Gesprek tussen partijen en VSO getekend
Vervolgens heeft een gesprek plaatsgevonden tussen de werknemer en de werkgever. In dat gesprek is met de werknemer gesproken over de geadviseerde behandeling, maar ook is door de werkgever de mogelijkheid om het dienstverband middels een VSO te beëindigen ter tafel gebracht. De werkgever heeft daarna een VSO aan de werknemer toegestuurd en heeft de werknemer 4 dagen de tijd gegeven om te tekenen. Op de laatste dag van die termijn bezoekt de directiesecretaresse van de werkgever de werknemer thuis om de VSO te laten tekenen. De werknemer tekent dan de VSO ook daadwerkelijk. Daardoor eindigt de arbeidsovereenkomst op 16 november 2021. De werkgever betaalt de transitievergoeding en partijen spreken af dat de werknemer zich hersteld meldt (beter meldt), wat zij ook doet.
VSO vernietigd wegens dwaling
In oktober van vorig jaar ontbindt de werknemer (althans haar advocaat namens haar) de VSO wegens een gebrek van de werknemer om haar wil ten aanzien van het aangaan van die overeenkomst op juiste wijze te bepalen. De werknemer meldt zich opnieuw ziek, maar de bedrijfsarts acht haar volledig arbeidsgeschikt. Nadat de werkgever een reactie had gestuurd aan de advocaat van de werknemer, heeft de advocaat van de werknemer de vaststellingsovereenkomst vernietigd wegens dwaling. De werknemer vordert daarop in kort geding dat de werkgever weer uitvoering geeft aan de re-integratieverplichtingen of, als de werknemer arbeidsgeschikt wordt geacht, dat de werkgever haar toelaat tot het verrichten van haar werk. Ook wordt uiteraard om loonbetaling gevorderd. De kantonrechter wijst de vorderingen af omdat voor toewijzing van de vorderingen meer onderzoek noodzakelijk is dan in een kort geding mogelijk is. De kantonrechter acht met name van belang of de werknemer bij het ondertekenen van de vaststellingsovereenkomst nog steeds arbeidsongeschikt was en of de werkgever haar voldoende heeft geïnformeerd over haar rechtspositie als zieke werknemer.
Gerechtshof oordeelt anders
Als de werknemer hoger beroep instelt blijkt het gerechtshof daar anders over te denken. Ook het hof vindt dat het niet mogelijk is om in het kader van het kort geding te bepalen of de werknemer in staat was om ten aanzien van de vaststellingsovereenkomst haar wil te bepalen. Maar het hof is desondanks van mening dat voldoende aannemelijk is dat de rechter in een bodemprocedure de vorderingen van de werknemer zal toewijzen.

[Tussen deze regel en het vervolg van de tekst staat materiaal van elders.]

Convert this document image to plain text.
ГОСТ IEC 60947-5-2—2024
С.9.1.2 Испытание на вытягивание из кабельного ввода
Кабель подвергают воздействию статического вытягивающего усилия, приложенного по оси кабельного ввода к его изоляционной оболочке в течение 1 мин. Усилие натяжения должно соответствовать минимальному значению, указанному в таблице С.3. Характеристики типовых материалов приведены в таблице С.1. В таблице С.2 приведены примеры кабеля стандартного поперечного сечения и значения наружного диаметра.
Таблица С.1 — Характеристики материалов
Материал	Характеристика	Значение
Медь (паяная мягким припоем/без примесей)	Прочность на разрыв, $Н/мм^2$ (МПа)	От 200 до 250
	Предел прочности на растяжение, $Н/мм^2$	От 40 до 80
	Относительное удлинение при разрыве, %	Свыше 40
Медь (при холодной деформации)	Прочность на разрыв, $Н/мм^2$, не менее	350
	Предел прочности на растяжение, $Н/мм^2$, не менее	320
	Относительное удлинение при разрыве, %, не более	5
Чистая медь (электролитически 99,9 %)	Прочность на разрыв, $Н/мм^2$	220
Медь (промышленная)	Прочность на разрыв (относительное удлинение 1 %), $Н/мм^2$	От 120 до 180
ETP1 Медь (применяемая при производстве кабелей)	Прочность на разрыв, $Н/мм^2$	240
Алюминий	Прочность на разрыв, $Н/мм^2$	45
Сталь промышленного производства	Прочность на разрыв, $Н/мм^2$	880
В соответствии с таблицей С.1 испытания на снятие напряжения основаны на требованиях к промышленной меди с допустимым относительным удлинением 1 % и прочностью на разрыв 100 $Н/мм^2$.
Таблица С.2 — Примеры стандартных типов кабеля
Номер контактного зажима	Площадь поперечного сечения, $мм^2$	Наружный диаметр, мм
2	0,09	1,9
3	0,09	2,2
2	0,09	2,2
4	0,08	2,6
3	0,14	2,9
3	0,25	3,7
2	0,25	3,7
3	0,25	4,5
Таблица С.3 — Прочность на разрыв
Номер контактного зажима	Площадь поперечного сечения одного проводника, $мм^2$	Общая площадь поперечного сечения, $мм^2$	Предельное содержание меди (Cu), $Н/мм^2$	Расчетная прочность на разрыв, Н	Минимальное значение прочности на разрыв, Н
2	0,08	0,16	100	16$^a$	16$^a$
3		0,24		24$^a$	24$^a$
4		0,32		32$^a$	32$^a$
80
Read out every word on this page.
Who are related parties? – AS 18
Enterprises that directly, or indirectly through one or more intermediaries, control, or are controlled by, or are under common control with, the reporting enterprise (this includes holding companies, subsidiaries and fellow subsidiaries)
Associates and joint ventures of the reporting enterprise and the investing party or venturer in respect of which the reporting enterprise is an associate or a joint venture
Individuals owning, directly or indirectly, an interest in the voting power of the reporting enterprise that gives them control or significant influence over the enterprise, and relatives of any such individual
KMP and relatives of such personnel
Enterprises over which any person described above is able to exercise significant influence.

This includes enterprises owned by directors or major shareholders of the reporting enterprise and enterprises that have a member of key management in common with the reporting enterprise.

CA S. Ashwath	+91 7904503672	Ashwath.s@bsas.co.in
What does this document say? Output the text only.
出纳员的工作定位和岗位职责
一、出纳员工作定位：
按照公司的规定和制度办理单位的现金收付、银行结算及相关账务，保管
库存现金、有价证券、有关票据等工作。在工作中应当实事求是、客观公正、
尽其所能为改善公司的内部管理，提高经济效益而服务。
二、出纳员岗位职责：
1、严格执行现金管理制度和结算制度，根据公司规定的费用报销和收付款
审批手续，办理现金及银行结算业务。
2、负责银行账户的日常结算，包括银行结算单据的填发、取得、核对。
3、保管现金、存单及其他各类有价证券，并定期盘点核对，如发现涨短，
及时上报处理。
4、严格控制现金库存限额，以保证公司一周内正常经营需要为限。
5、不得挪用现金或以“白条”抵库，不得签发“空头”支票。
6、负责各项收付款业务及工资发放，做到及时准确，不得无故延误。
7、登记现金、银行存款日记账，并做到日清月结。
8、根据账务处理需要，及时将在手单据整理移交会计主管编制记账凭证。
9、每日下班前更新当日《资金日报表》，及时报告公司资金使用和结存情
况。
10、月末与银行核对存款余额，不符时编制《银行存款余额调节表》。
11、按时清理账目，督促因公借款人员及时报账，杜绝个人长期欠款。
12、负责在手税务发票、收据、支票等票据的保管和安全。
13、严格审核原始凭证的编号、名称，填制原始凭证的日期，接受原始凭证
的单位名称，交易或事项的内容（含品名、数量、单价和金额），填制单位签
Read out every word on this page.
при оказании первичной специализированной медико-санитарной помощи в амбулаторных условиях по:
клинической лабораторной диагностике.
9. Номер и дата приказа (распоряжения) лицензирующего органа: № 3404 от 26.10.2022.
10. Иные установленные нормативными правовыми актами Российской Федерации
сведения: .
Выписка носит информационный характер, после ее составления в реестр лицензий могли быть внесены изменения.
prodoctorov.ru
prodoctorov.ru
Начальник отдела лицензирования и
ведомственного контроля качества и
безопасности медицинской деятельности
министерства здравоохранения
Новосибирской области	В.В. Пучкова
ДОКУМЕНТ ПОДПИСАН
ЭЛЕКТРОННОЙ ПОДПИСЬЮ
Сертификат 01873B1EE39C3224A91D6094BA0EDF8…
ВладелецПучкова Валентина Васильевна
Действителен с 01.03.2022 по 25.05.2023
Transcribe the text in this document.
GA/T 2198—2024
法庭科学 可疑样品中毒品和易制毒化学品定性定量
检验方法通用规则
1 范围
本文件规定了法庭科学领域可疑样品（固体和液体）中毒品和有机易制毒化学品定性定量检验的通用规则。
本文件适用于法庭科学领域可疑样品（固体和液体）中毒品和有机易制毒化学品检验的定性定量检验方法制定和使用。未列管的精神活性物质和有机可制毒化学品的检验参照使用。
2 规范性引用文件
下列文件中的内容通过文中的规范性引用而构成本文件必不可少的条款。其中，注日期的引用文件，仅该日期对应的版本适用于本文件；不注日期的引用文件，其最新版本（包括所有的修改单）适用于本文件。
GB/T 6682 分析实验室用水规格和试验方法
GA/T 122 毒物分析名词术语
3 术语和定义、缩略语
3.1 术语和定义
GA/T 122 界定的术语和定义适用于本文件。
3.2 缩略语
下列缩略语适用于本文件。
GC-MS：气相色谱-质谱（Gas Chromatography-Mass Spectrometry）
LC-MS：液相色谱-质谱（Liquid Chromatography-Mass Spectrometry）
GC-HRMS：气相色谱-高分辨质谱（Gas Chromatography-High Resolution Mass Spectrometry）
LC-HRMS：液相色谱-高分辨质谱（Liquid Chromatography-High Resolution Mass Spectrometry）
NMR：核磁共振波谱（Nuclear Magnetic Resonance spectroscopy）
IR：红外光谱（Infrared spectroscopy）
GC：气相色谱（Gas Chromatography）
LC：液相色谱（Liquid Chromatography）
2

In de uitspraak van het hof komt met name naar voren dat het feit dat de werknemer arbeidsongeschikt was op het moment dat de VSO gesloten werd (en de periode daaraan voorafgaand) alsmede dat de werkgever haar niet geïnformeerd heeft over haar positie als zieke werknemer (opzegverbod, werk zoeken als arbeidsongeschikte en waarschijnlijk weigering van een uitkering), ertoe leiden dat de werknemer de VSO kan vernietigen op grond van dwaling. Hierbij speelt ook dat de belangrijkste reden voor de werknemer om akkoord te gaan met de VSO, het niet te hoeven volgen van het behandeltraject dat de bedrijfsarts in gang had gezet was. Maar het hof vindt dat de werkgever te stellig is geweest door te oordelen dat de werknemer of het behandeltraject moest volgen of een loonstop zou krijgen. De werknemer werd daarmee min of meer gedwongen om het behandeltraject te volgen. Gezien de stress en de klachten van de werknemer, valt volgens het hof niet in te zien waarom het per se dit behandeltraject moest zijn. Zelfs als de werkgever ook dacht dat het behandeltraject alleen bij dit bedrijf diende te worden gevolgd, kan de VSO alsnog vernietigd worden. Er is dan immers sprake van wederzijdse dwaling.
Tips voor de praktijk
Oppassen dus met een VSO tijdens ziekte
Het met wederzijds goedvinden beëindigen van de arbeidsovereenkomst met een arbeidsongeschikte werknemer is voor een werkgever doorgaans erg aantrekkelijk, met name omdat de werkgever wordt ‘bevrijd’ van de verplichtingen tot loondoorbetaling tijdens ziekte en allerlei re-integratieverplichtingen. Veel werkgevers hebben daar best een leuke vergoeding voor over. Maar deze wijze van beëindiging kent de nodige risico’s. Als de werknemer niet goed wordt voorgelicht over de gevolgen van de beëindiging van de arbeidsovereenkomst, dan kan de werknemer de gesloten overeenkomst achteraf vernietigen (ongedaan maken), zoals in deze zaak is gebeurd. Het is natuurlijk zo dat als de consequenties van het sluiten van een VSO tijdens ziekte wel goed aan de werknemer worden voorgehouden, dan zal de werknemer doorgaans niet willen meewerken aan de beëindiging van de arbeidsovereenkomst middels een VSO.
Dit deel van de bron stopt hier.